What Hacktivists Claimed vs What Occurred
Regardless of claims of 247 GB of delicate authorities information being exfiltrated from India’s Nationwide Informatics Centre, the leaked “proof” amounted to only 1.5 GB of public media recordsdata. Equally, information allegedly stolen from the Andhra Pradesh Excessive Courtroom consisted largely of case metadata already obtainable on-line. Different claimed assaults, together with breaches of the Indian Military and Election Fee, had been uncovered as both outdated or outright fabricated.
Learn extra on cyber-attacks focusing on India: Cell Malware Concentrating on Indian Banks Exposes 50,000 Customers
In keeping with CloudSEK, a lot of the hype across the supposed breaches has been fueled by Pakistan-linked accounts on X (previously Twitter). These embody P@kistanCyberForce and CyberLegendX, which amplify unverified claims and hyperlink them to ongoing operations like Operation Sindoor and Bunyan Al Marsous.
Regardless of their visibility, most claims stay unsupported by any credible proof of system compromise or disruption.
APT36: The Actual Risk Behind the Curtain
In the meantime, a reportedly extra critical cyber menace to India is gaining momentum behind the noise.

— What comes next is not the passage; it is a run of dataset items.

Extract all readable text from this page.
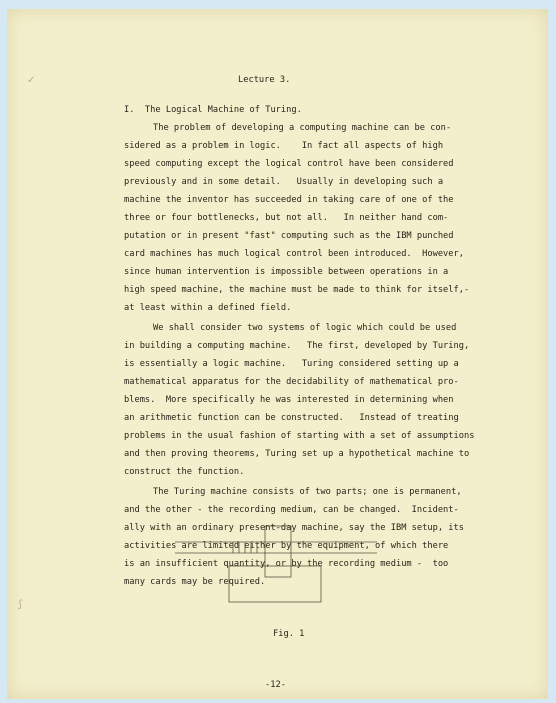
✓
ʃ
Lecture 3.
I.  The Logical Machine of Turing.
The problem of developing a computing machine can be con-
sidered as a problem in logic.    In fact all aspects of high
speed computing except the logical control have been considered
previously and in some detail.   Usually in developing such a
machine the inventor has succeeded in taking care of one of the
three or four bottlenecks, but not all.   In neither hand com-
putation or in present "fast" computing such as the IBM punched
card machines has much logical control been introduced.  However,
since human intervention is impossible between operations in a
high speed machine, the machine must be made to think for itself,-
at least within a defined field.
We shall consider two systems of logic which could be used
in building a computing machine.   The first, developed by Turing,
is essentially a logic machine.   Turing considered setting up a
mathematical apparatus for the decidability of mathematical pro-
blems.  More specifically he was interested in determining when
an arithmetic function can be constructed.   Instead of treating
problems in the usual fashion of starting with a set of assumptions
and then proving theorems, Turing set up a hypothetical machine to
construct the function.
The Turing machine consists of two parts; one is permanent,
and the other - the recording medium, can be changed.  Incident-
ally with an ordinary present-day machine, say the IBM setup, its
activities are limited either by the equipment, of which there
is an insufficient quantity, or by the recording medium -  too
many cards may be required.
Fig. 1
-12-
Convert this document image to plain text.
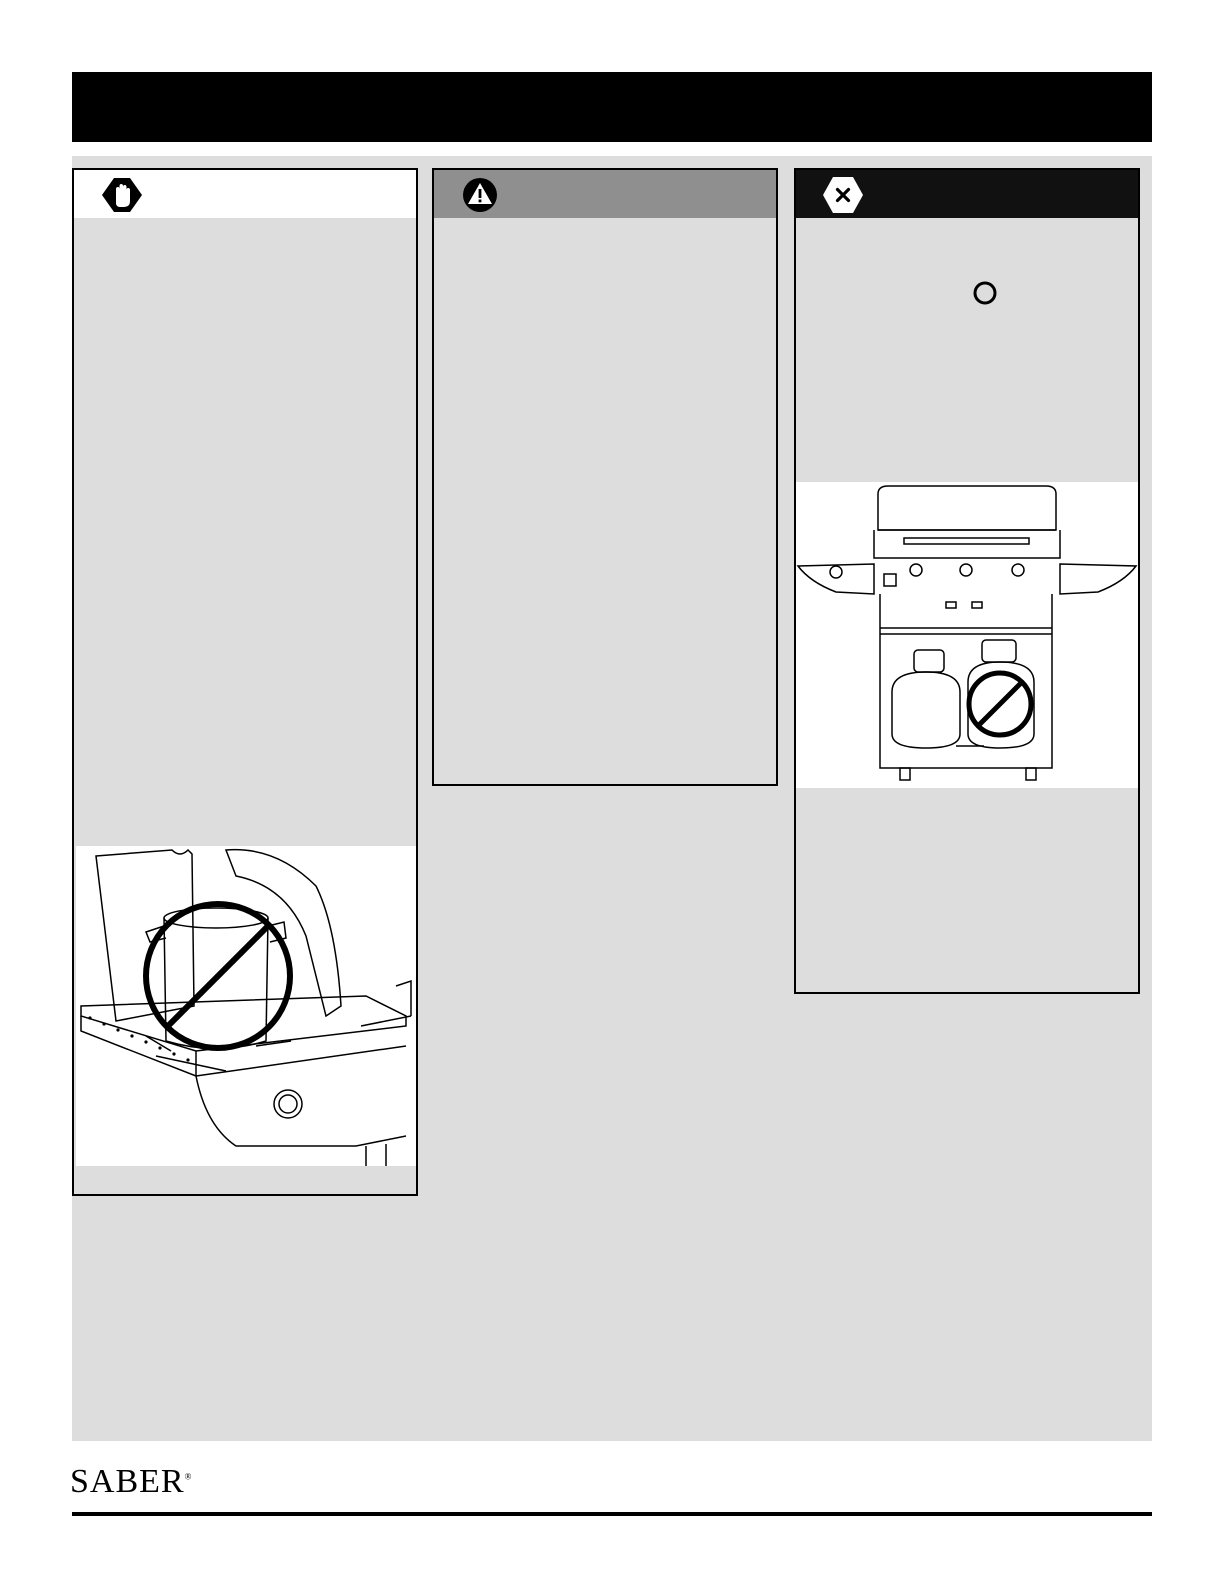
SABER®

The superior persistent menace group APT36, identified for its affiliation with Pakistan, has launched a complicated phishing marketing campaign to infiltrate Indian authorities and protection networks.
Following the April 2025 Pahalgam terror assault in Indian-administered Kashmir, APT36 leveraged emotionally charged lures to ship Crimson RAT malware via phishing emails disguised as authorities briefings in PowerPoint or PDF codecs. These malicious paperwork directed customers to spoofed domains resembling official Indian web sites, tricking victims into handing over credentials or executing malware.
Crimson Rat is a distant entry Trojan used to take distant management of contaminated techniques and steal information.
Within the latest APT36 marketing campaign, as soon as put in, Crimson RAT related to a command server, permitting distant attackers to exfiltrate recordsdata, seize screenshots and execute over 20 totally different instructions on contaminated techniques. Its stealth, persistence and focusing on of protection networks mark it as a high-risk espionage instrument.
“As soon as the malware has collected delicate information, similar to screenshots, recordsdata or system data, it sends this information again to the C2 server for additional evaluation by the attackers,” CloudSEK stated. “This course of is designed to be discreet, minimizing the probabilities of detection by safety software program.”
As India continues to watch hacktivist exercise, the necessity for vigilance towards extra covert and succesful actors like APT36 is obvious.